Photo: The Verge
Media magnate Mark Zuckerberg revealed his ambitious plan to build what he called the fastest artificial intelligence supercomputer in history as part of an even larger ambition for building a digital metaverse.
The internet entrepreneur has written in a blog post that we need to prepare for the Metaverse, a digital realm developed through virtual and augmented reality. He says it will require an immense amount of computing power.
Meta says that AI Research SuperCluster (RSC), the AI supercomputer by the tech giant, is the world’s fifth fastest supercomputer thus far.
Zuckerberg wrote in his blog post: “The experiences we’re building for the metaverse require enormous compute [sic] power (quintillions of operations/second!) and RSC will enable new AI models that can learn from trillions of examples, understand hundreds of languages, and more.”
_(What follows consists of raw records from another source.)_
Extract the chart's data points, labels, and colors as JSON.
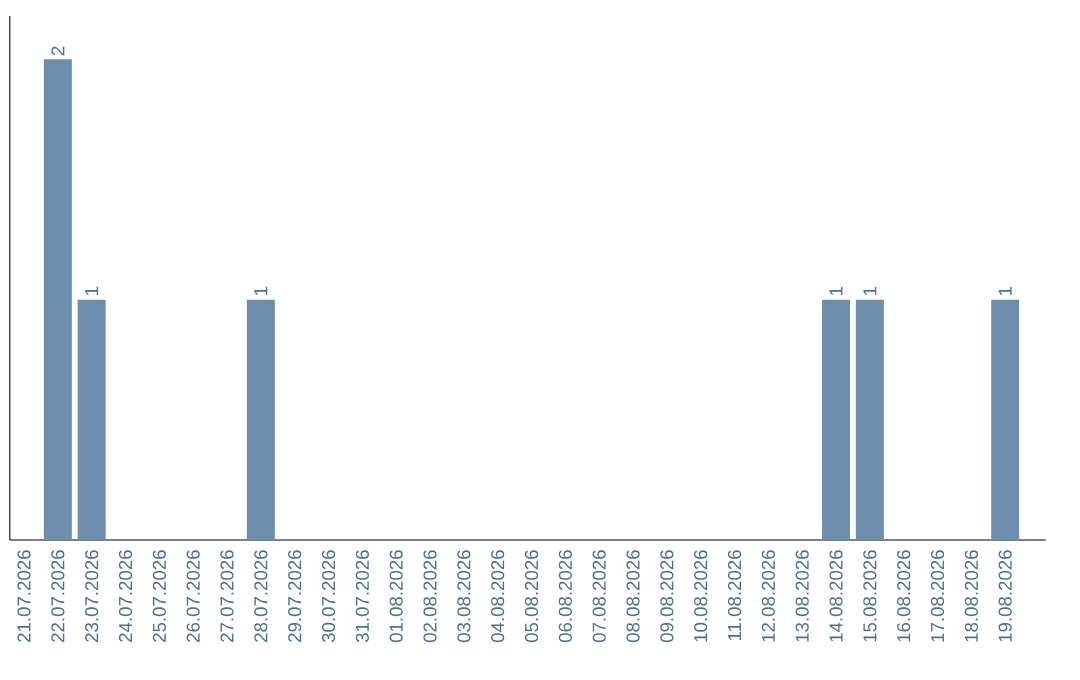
{
  "chart_data": {
    "type": "bar",
    "categories": [
      "21.07.2026",
      "22.07.2026",
      "23.07.2026",
      "24.07.2026",
      "25.07.2026",
      "26.07.2026",
      "27.07.2026",
      "28.07.2026",
      "29.07.2026",
      "30.07.2026",
      "31.07.2026",
      "01.08.2026",
      "02.08.2026",
      "03.08.2026",
      "04.08.2026",
      "05.08.2026",
      "06.08.2026",
      "07.08.2026",
      "08.08.2026",
      "09.08.2026",
      "10.08.2026",
      "11.08.2026",
      "12.08.2026",
      "13.08.2026",
      "14.08.2026",
      "15.08.2026",
      "16.08.2026",
      "17.08.2026",
      "18.08.2026",
      "19.08.2026"
    ],
    "values": [
      0,
      2,
      1,
      0,
      0,
      0,
      0,
      1,
      0,
      0,
      0,
      0,
      0,
      0,
      0,
      0,
      0,
      0,
      0,
      0,
      0,
      0,
      0,
      0,
      1,
      1,
      0,
      0,
      0,
      1
    ],
    "value_labels": [
      null,
      "2",
      "1",
      null,
      null,
      null,
      null,
      "1",
      null,
      null,
      null,
      null,
      null,
      null,
      null,
      null,
      null,
      null,
      null,
      null,
      null,
      null,
      null,
      null,
      "1",
      "1",
      null,
      null,
      null,
      "1"
    ],
    "color": "#6d8fad"
  }
}
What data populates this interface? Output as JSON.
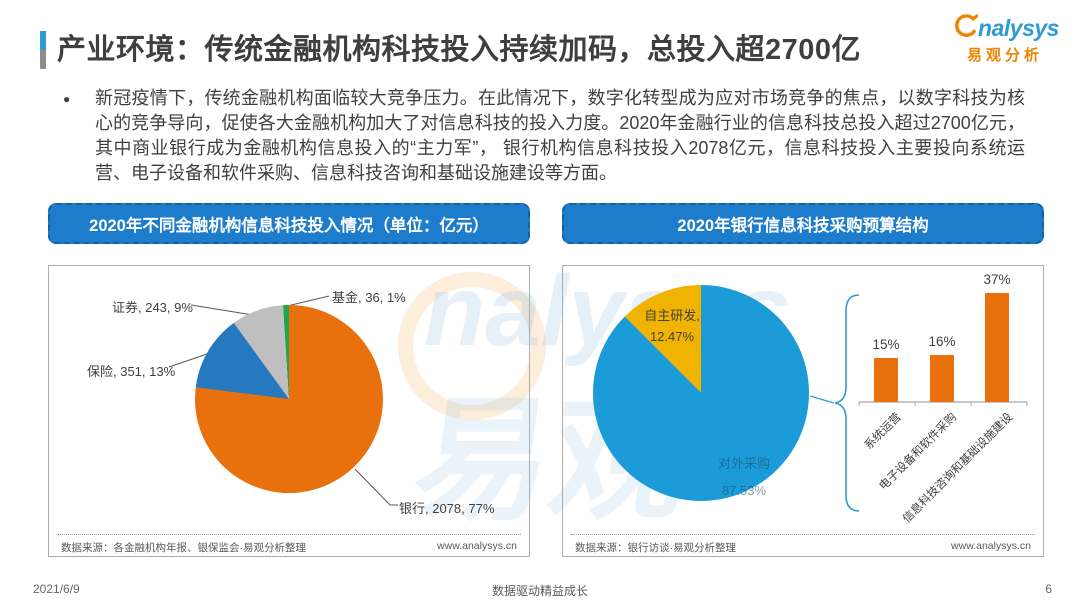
{
  "page": {
    "title": "产业环境：传统金融机构科技投入持续加码，总投入超2700亿",
    "logo": {
      "brand": "nalysys",
      "brand_cn": "易观分析"
    },
    "bullet": "●",
    "paragraph": "新冠疫情下，传统金融机构面临较大竞争压力。在此情况下，数字化转型成为应对市场竞争的焦点，以数字科技为核心的竞争导向，促使各大金融机构加大了对信息科技的投入力度。2020年金融行业的信息科技总投入超过2700亿元，其中商业银行成为金融机构信息投入的“主力军”， 银行机构信息科技投入2078亿元，信息科技投入主要投向系统运营、电子设备和软件采购、信息科技咨询和基础设施建设等方面。",
    "watermark": {
      "latin": "nalysys",
      "cn": "易观"
    },
    "footer": {
      "date": "2021/6/9",
      "slogan": "数据驱动精益成长",
      "page_number": "6"
    }
  },
  "left_panel": {
    "header": "2020年不同金融机构信息科技投入情况（单位：亿元）",
    "source": "数据来源：各金融机构年报、银保监会·易观分析整理",
    "website": "www.analysys.cn"
  },
  "right_panel": {
    "header": "2020年银行信息科技采购预算结构",
    "source": "数据来源：银行访谈·易观分析整理",
    "website": "www.analysys.cn"
  },
  "chart_data": [
    {
      "type": "pie",
      "title": "2020年不同金融机构信息科技投入情况（单位：亿元）",
      "labels": [
        "银行",
        "保险",
        "证券",
        "基金"
      ],
      "values": [
        2078,
        351,
        243,
        36
      ],
      "percent_values": [
        77,
        13,
        9,
        1
      ],
      "unit": "亿元",
      "colors": [
        "#E8710D",
        "#2678BF",
        "#BFBFBF",
        "#1DA64A"
      ],
      "callouts": [
        "银行, 2078, 77%",
        "保险, 351, 13%",
        "证券, 243, 9%",
        "基金, 36, 1%"
      ]
    },
    {
      "type": "pie",
      "title": "2020年银行信息科技采购预算结构",
      "labels": [
        "对外采购",
        "自主研发"
      ],
      "values": [
        87.53,
        12.47
      ],
      "unit": "%",
      "colors": [
        "#1B9CD9",
        "#F0B400"
      ],
      "callouts": [
        [
          "对外采购",
          "87.53%"
        ],
        [
          "自主研发,",
          "12.47%"
        ]
      ]
    },
    {
      "type": "bar",
      "categories": [
        "系统运营",
        "电子设备和软件采购",
        "信息科技咨询和基础设施建设"
      ],
      "values": [
        15,
        16,
        37
      ],
      "value_labels": [
        "15%",
        "16%",
        "37%"
      ],
      "unit": "%",
      "color": "#E8710D",
      "ylim": [
        0,
        40
      ],
      "grid": false
    }
  ]
}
The researchers at Meta have said that eventually, this new computer could become one of the fastest machines in existence.
One of the most exciting developments in AI is its ability to imitate and mimic human brain function. It’s able to conduct processing and detect patterns among massive numbers of data with ease. Meta, which owns Facebook, Instagram, and the WhatsApp messaging service, gets vast amounts of data from its daily users of 2.8 billion.
Meta received a $5 billion dollar fine during the Cambridge Analytica scandal. Former worker and whistleblower Frances Haugen warned that they are concentrating on scaling up into new domains instead of putting “more resources on very basic safety systems.”
Meta researchers are confident that the RSC, which is created from thousands of processors and sheltered in an undisclosed location, will help recognize destructive content on its platforms.
The metaverse, which is still on its way to fullness, will be an integral part of Meta’s plans for the computer. Kevin Lee, Meta’s technical program manager, and Shubho Sengupta, software engineer, have mentioned in the blog post that they envision the supercomputer to instantly translate dialogues between gamers from all over the world.
It could enable huge groups of individuals from different countries to play a game established on augmented reality, where the real world overlaps with the digital realm, usually through a user’s phone.